The road is about 60km long and can be covered in 2 days. The sheep are herded by shepherds on the national road also known as Transfăgărășan. It is a moment full of emotion when they start their journey. The shepherds gather the sheep, the dogs, the donkeys and the luggage. They place themselves strategically in front and behind the flock and start the journey. The sheep fill up the street blocking the traffic. The cars must make their way through the multitude of animals. In the spring and in the autumn are days when you can find four or even five flocks on the road especially after Vidraru Dam. Many of the villages on Arges River have pastures in Făgăraș and send their sheep there for the summer.

The journey is repeated in autumn, generally in September. The moment is also chosen depending on the weather and it has to be sometime before the first snow fall. With as much serenity and detachment the shepherds descend from the mountains on the long road.



The transhumance involves a series of rituals. The sheep are fleeced before leaving the mountains, generally in May. The fleece obtained stays in the household of the sheep’s owner and the animals are prepared for the hot summer weather. There is a ritual for making the cheese. Because the milk gathered during summer cannot be delivered to the sheep’s owners, it is used to prepare a cheese specially designed to resist until autumn when the flocks descend from the mountain and sometimes even until spring. This cheese is called bellows cheese. It is a delicacy which is prepared by a complex process designed to ensure the preservation of cheese. The cheese is called “bellows cheese” because it is gathered and pressed in order to be kept in pig intestines or leather. The peasants on Arges Valley have in their households such kind of cheese, but it can also be found in traditional markets in towns as Curtea de Arges.

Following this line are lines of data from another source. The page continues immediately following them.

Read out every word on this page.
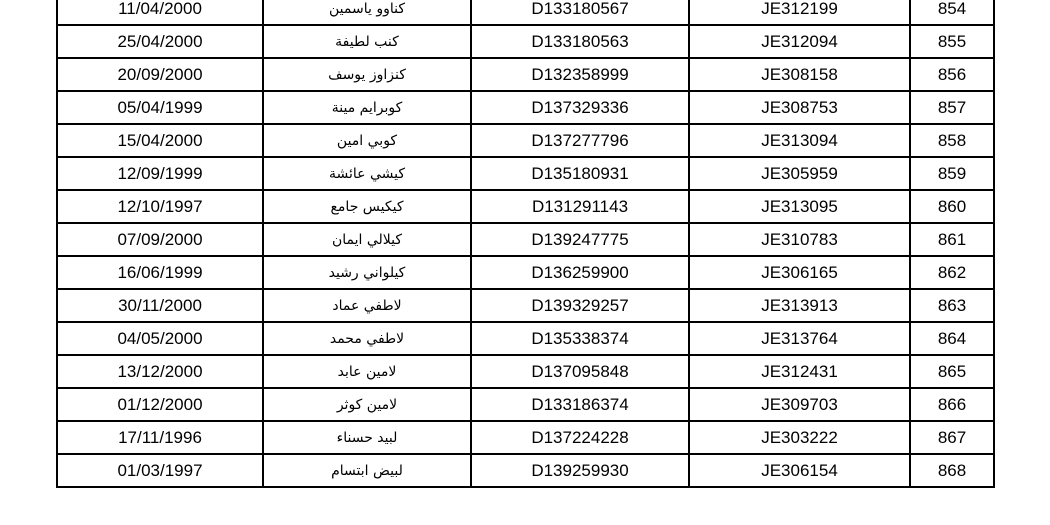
11/04/2000	كناوو ياسمين	D133180567	JE312199	854
25/04/2000	كنب لطيفة	D133180563	JE312094	855
20/09/2000	كنزاوز يوسف	D132358999	JE308158	856
05/04/1999	كوبرايم مينة	D137329336	JE308753	857
15/04/2000	كوبي امين	D137277796	JE313094	858
12/09/1999	كيشي عائشة	D135180931	JE305959	859
12/10/1997	كيكيس جامع	D131291143	JE313095	860
07/09/2000	كيلالي ايمان	D139247775	JE310783	861
16/06/1999	كيلواني رشيد	D136259900	JE306165	862
30/11/2000	لاطفي عماد	D139329257	JE313913	863
04/05/2000	لاطفي محمد	D135338374	JE313764	864
13/12/2000	لامين عابد	D137095848	JE312431	865
01/12/2000	لامين كوثر	D133186374	JE309703	866
17/11/1996	لبيد حسناء	D137224228	JE303222	867
01/03/1997	لبيض ابتسام	D139259930	JE306154	868
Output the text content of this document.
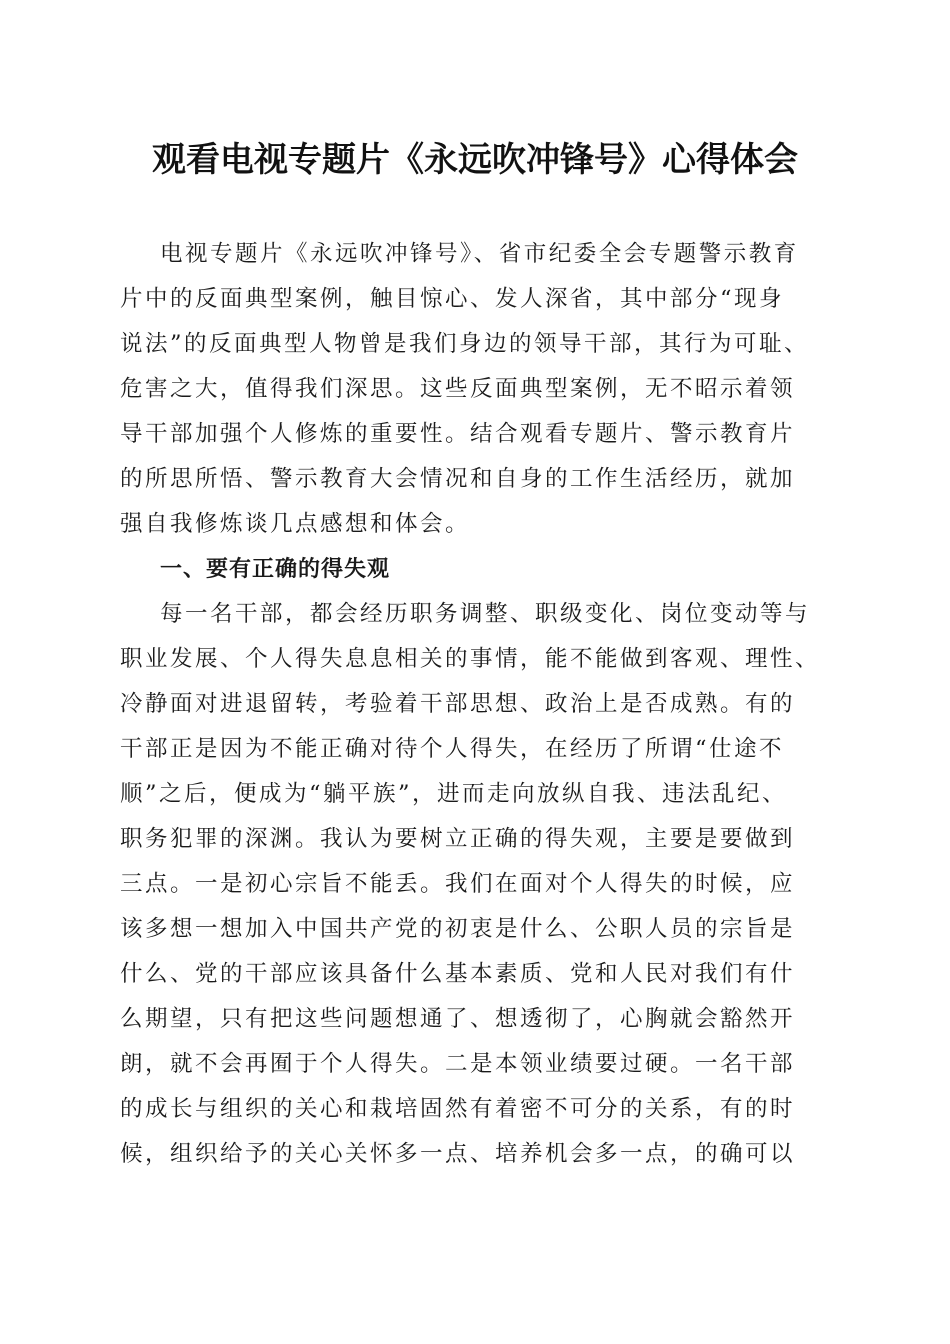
观看电视专题片《永远吹冲锋号》心得体会
电视专题片《永远吹冲锋号》、省市纪委全会专题警示教育
片中的反面典型案例，触目惊心、发人深省，其中部分“现身
说法”的反面典型人物曾是我们身边的领导干部，其行为可耻、
危害之大，值得我们深思。这些反面典型案例，无不昭示着领
导干部加强个人修炼的重要性。结合观看专题片、警示教育片
的所思所悟、警示教育大会情况和自身的工作生活经历，就加
强自我修炼谈几点感想和体会。
一、要有正确的得失观
每一名干部，都会经历职务调整、职级变化、岗位变动等与
职业发展、个人得失息息相关的事情，能不能做到客观、理性、
冷静面对进退留转，考验着干部思想、政治上是否成熟。有的
干部正是因为不能正确对待个人得失，在经历了所谓“仕途不
顺”之后，便成为“躺平族”，进而走向放纵自我、违法乱纪、
职务犯罪的深渊。我认为要树立正确的得失观，主要是要做到
三点。一是初心宗旨不能丢。我们在面对个人得失的时候，应
该多想一想加入中国共产党的初衷是什么、公职人员的宗旨是
什么、党的干部应该具备什么基本素质、党和人民对我们有什
么期望，只有把这些问题想通了、想透彻了，心胸就会豁然开
朗，就不会再囿于个人得失。二是本领业绩要过硬。一名干部
的成长与组织的关心和栽培固然有着密不可分的关系，有的时
候，组织给予的关心关怀多一点、培养机会多一点，的确可以
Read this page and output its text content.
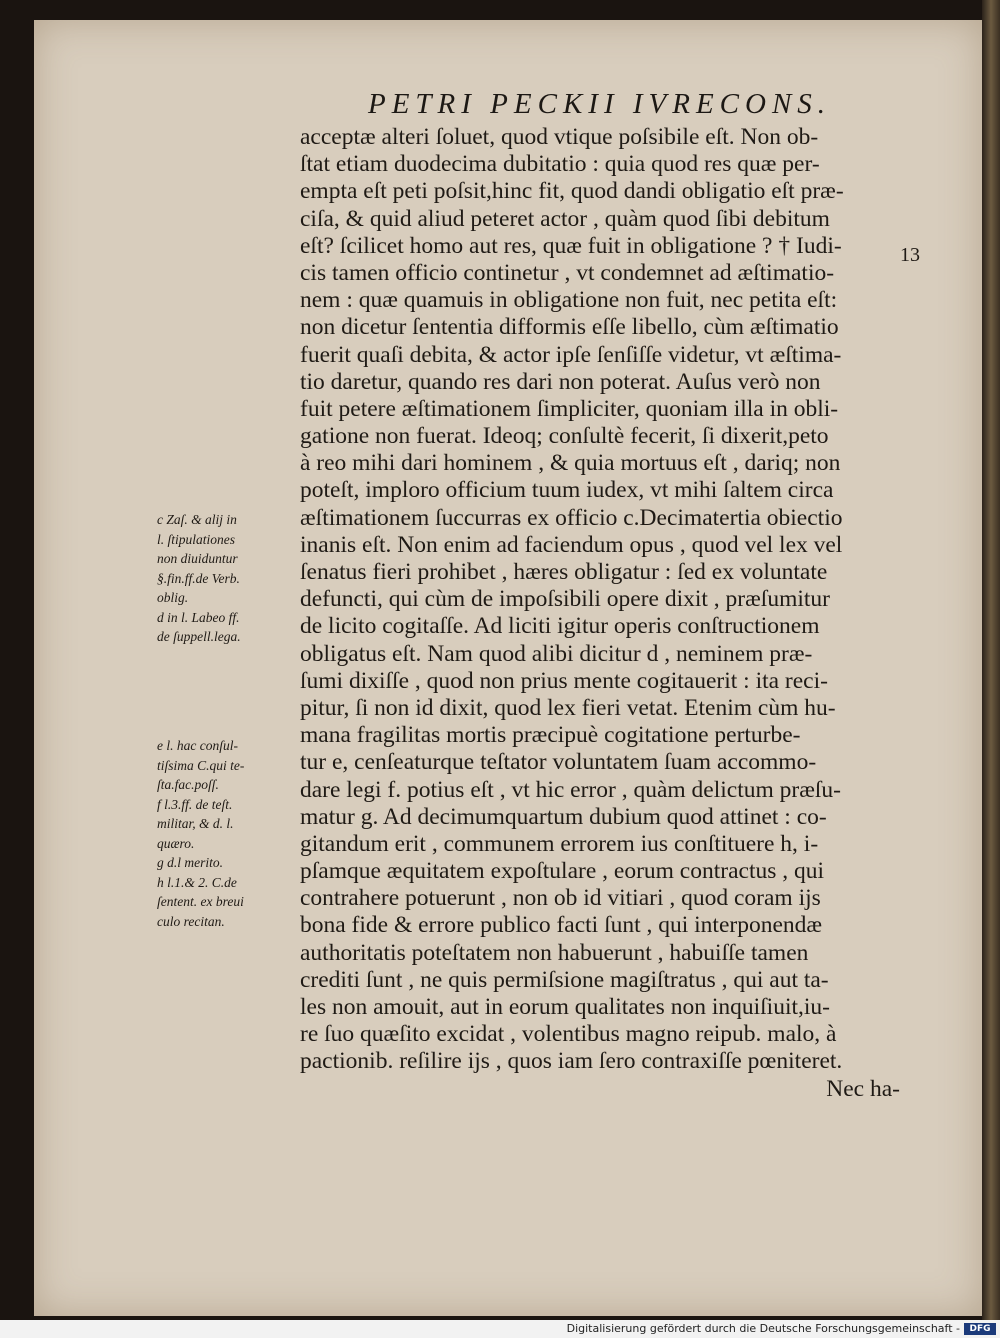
PETRI PECKII IVRECONS.
13
acceptæ alteri ſoluet, quod vtique poſsibile eſt. Non ob-
ſtat etiam duodecima dubitatio : quia quod res quæ per-
empta eſt peti poſsit,hinc fit, quod dandi obligatio eſt præ-
ciſa, & quid aliud peteret actor , quàm quod ſibi debitum
eſt? ſcilicet homo aut res, quæ fuit in obligatione ? † Iudi-
cis tamen officio continetur , vt condemnet ad æſtimatio-
nem : quæ quamuis in obligatione non fuit, nec petita eſt:
non dicetur ſententia difformis eſſe libello, cùm æſtimatio
fuerit quaſi debita, & actor ipſe ſenſiſſe videtur, vt æſtima-
tio daretur, quando res dari non poterat. Auſus verò non
fuit petere æſtimationem ſimpliciter, quoniam illa in obli-
gatione non fuerat. Ideoq; conſultè fecerit, ſi dixerit,peto
à reo mihi dari hominem , & quia mortuus eſt , dariq; non
poteſt, imploro officium tuum iudex, vt mihi ſaltem circa
æſtimationem ſuccurras ex officio c.Decimatertia obiectio
inanis eſt. Non enim ad faciendum opus , quod vel lex vel
ſenatus fieri prohibet , hæres obligatur : ſed ex voluntate
defuncti, qui cùm de impoſsibili opere dixit , præſumitur
de licito cogitaſſe. Ad liciti igitur operis conſtructionem
obligatus eſt. Nam quod alibi dicitur d , neminem præ-
ſumi dixiſſe , quod non prius mente cogitauerit : ita reci-
pitur, ſi non id dixit, quod lex fieri vetat. Etenim cùm hu-
mana fragilitas mortis præcipuè cogitatione perturbe-
tur e, cenſeaturque teſtator voluntatem ſuam accommo-
dare legi f. potius eſt , vt hic error , quàm delictum præſu-
matur g. Ad decimumquartum dubium quod attinet : co-
gitandum erit , communem errorem ius conſtituere h, i-
pſamque æquitatem expoſtulare , eorum contractus , qui
contrahere potuerunt , non ob id vitiari , quod coram ijs
bona fide & errore publico facti ſunt , qui interponendæ
authoritatis poteſtatem non habuerunt , habuiſſe tamen
crediti ſunt , ne quis permiſsione magiſtratus , qui aut ta-
les non amouit, aut in eorum qualitates non inquiſiuit,iu-
re ſuo quæſito excidat , volentibus magno reipub. malo, à
pactionib. reſilire ijs , quos iam ſero contraxiſſe pœniteret.
Nec ha-
c Zaſ. & alij in
l. ſtipulationes
non diuiduntur
§.fin.ff.de Verb.
oblig.
d in l. Labeo ff.
de ſuppell.lega.
e l. hac conſul-
tiſsima C.qui te-
ſta.fac.poſſ.
f l.3.ff. de teſt.
militar, & d. l.
quæro.
g d.l merito.
h l.1.& 2. C.de
ſentent. ex breui
culo recitan.
Digitalisierung gefördert durch die Deutsche Forschungsgemeinschaft -	DFG
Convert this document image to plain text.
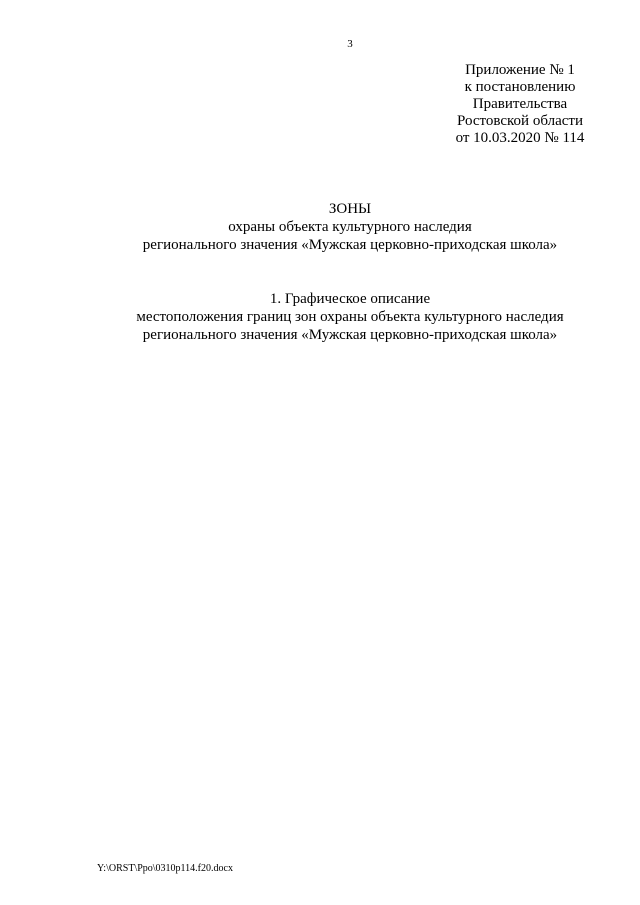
3
Приложение № 1
к постановлению
Правительства
Ростовской области
от 10.03.2020 № 114
ЗОНЫ
охраны объекта культурного наследия
регионального значения «Мужская церковно-приходская школа»
1. Графическое описание
местоположения границ зон охраны объекта культурного наследия
регионального значения «Мужская церковно-приходская школа»
Y:\ORST\Ppo\0310p114.f20.docx
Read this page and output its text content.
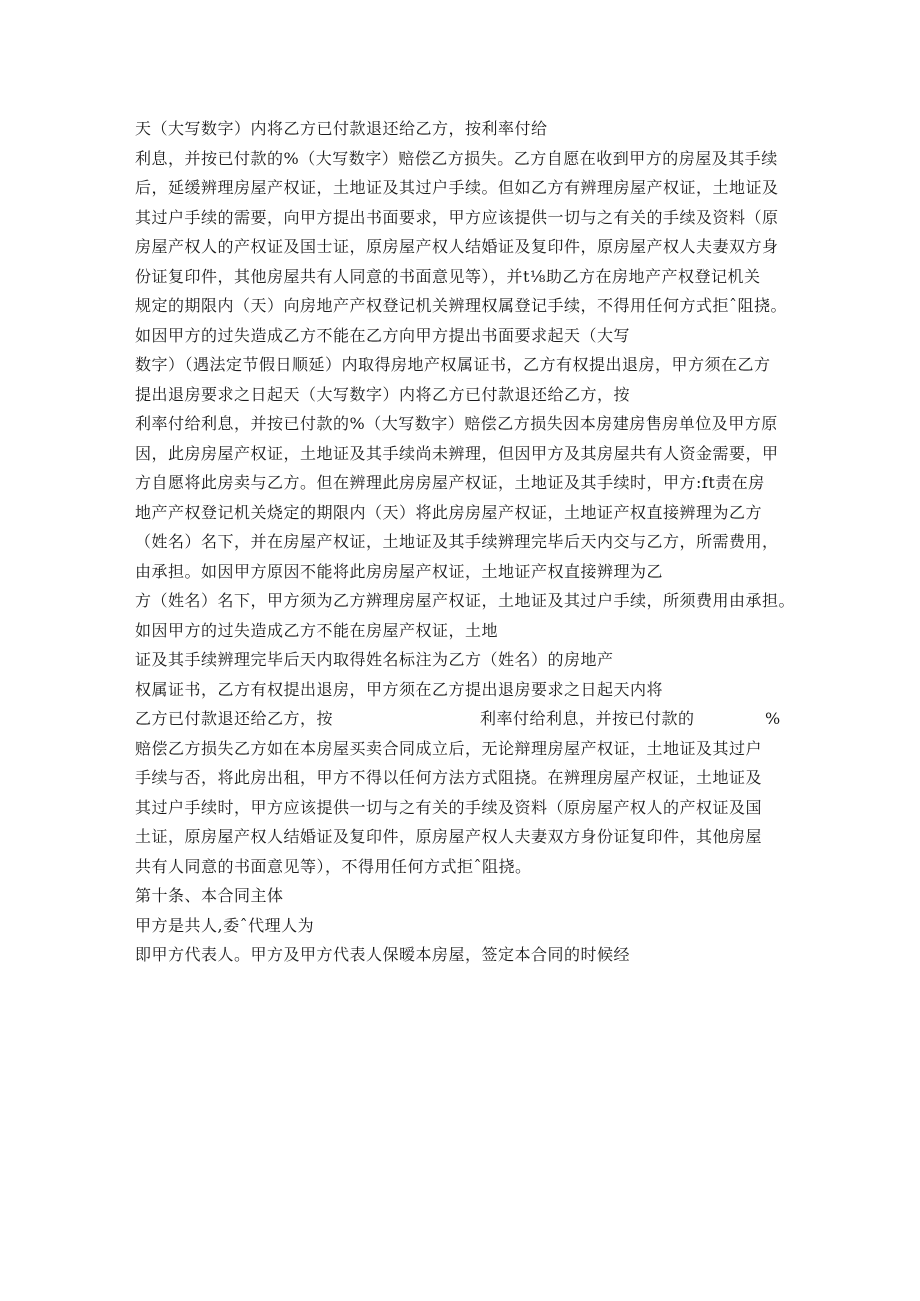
天（大写数字）内将乙方已付款退还给乙方，按利率付给
利息，并按已付款的%（大写数字）赔偿乙方损失。乙方自愿在收到甲方的房屋及其手续
后，延缓辨理房屋产权证，土地证及其过户手续。但如乙方有辨理房屋产权证，土地证及
其过户手续的需要，向甲方提出书面要求，甲方应该提供一切与之有关的手续及资料（原
房屋产权人的产权证及国士证，原房屋产权人结婚证及复印件，原房屋产权人夫妻双方身
份证复印件，其他房屋共有人同意的书面意见等），并t⅛助乙方在房地产产权登记机关
规定的期限内（天）向房地产产权登记机关辨理权属登记手续，不得用任何方式拒ˆ阻挠。
如因甲方的过失造成乙方不能在乙方向甲方提出书面要求起天（大写
数字）（遇法定节假日顺延）内取得房地产权属证书，乙方有权提出退房，甲方须在乙方
提出退房要求之日起天（大写数字）内将乙方已付款退还给乙方，按
利率付给利息，并按已付款的%（大写数字）赔偿乙方损失因本房建房售房单位及甲方原
因，此房房屋产权证，土地证及其手续尚未辨理，但因甲方及其房屋共有人资金需要，甲
方自愿将此房卖与乙方。但在辨理此房房屋产权证，土地证及其手续时，甲方:ft责在房
地产产权登记机关烧定的期限内（天）将此房房屋产权证，土地证产权直接辨理为乙方
（姓名）名下，并在房屋产权证，土地证及其手续辨理完毕后天内交与乙方，所需费用，
由承担。如因甲方原因不能将此房房屋产权证，土地证产权直接辨理为乙
方（姓名）名下，甲方须为乙方辨理房屋产权证，土地证及其过户手续，所须费用由承担。
如因甲方的过失造成乙方不能在房屋产权证，土地
证及其手续辨理完毕后天内取得姓名标注为乙方（姓名）的房地产
权属证书，乙方有权提出退房，甲方须在乙方提出退房要求之日起天内将
乙方已付款退还给乙方，按	利率付给利息，并按已付款的	%
赔偿乙方损失乙方如在本房屋买卖合同成立后，无论辩理房屋产权证，土地证及其过户
手续与否，将此房出租，甲方不得以任何方法方式阻挠。在辨理房屋产权证，土地证及
其过户手续时，甲方应该提供一切与之有关的手续及资料（原房屋产权人的产权证及国
土证，原房屋产权人结婚证及复印件，原房屋产权人夫妻双方身份证复印件，其他房屋
共有人同意的书面意见等），不得用任何方式拒ˆ阻挠。
第十条、本合同主体
甲方是共人,委ˆ代理人为
即甲方代表人。甲方及甲方代表人保暧本房屋，签定本合同的时候经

The transhumance is a living story in Romania, you can watch it, you can feel it if your journey takes you in these regions in the spring or autumn. Maybe you will even find in your way shepherds with their flocks walking carelessly toward their mountain houses or the ones from the lowlands. If you get in these regions in any other period, do not forget about the bellows cheese, it is a culinary magic and if you have the chance to eat it with hot polenta, with onion and a glass of țuică (Romanian traditional drink), you will definitely remember forever the Romanian cuisine and the traditions of this places.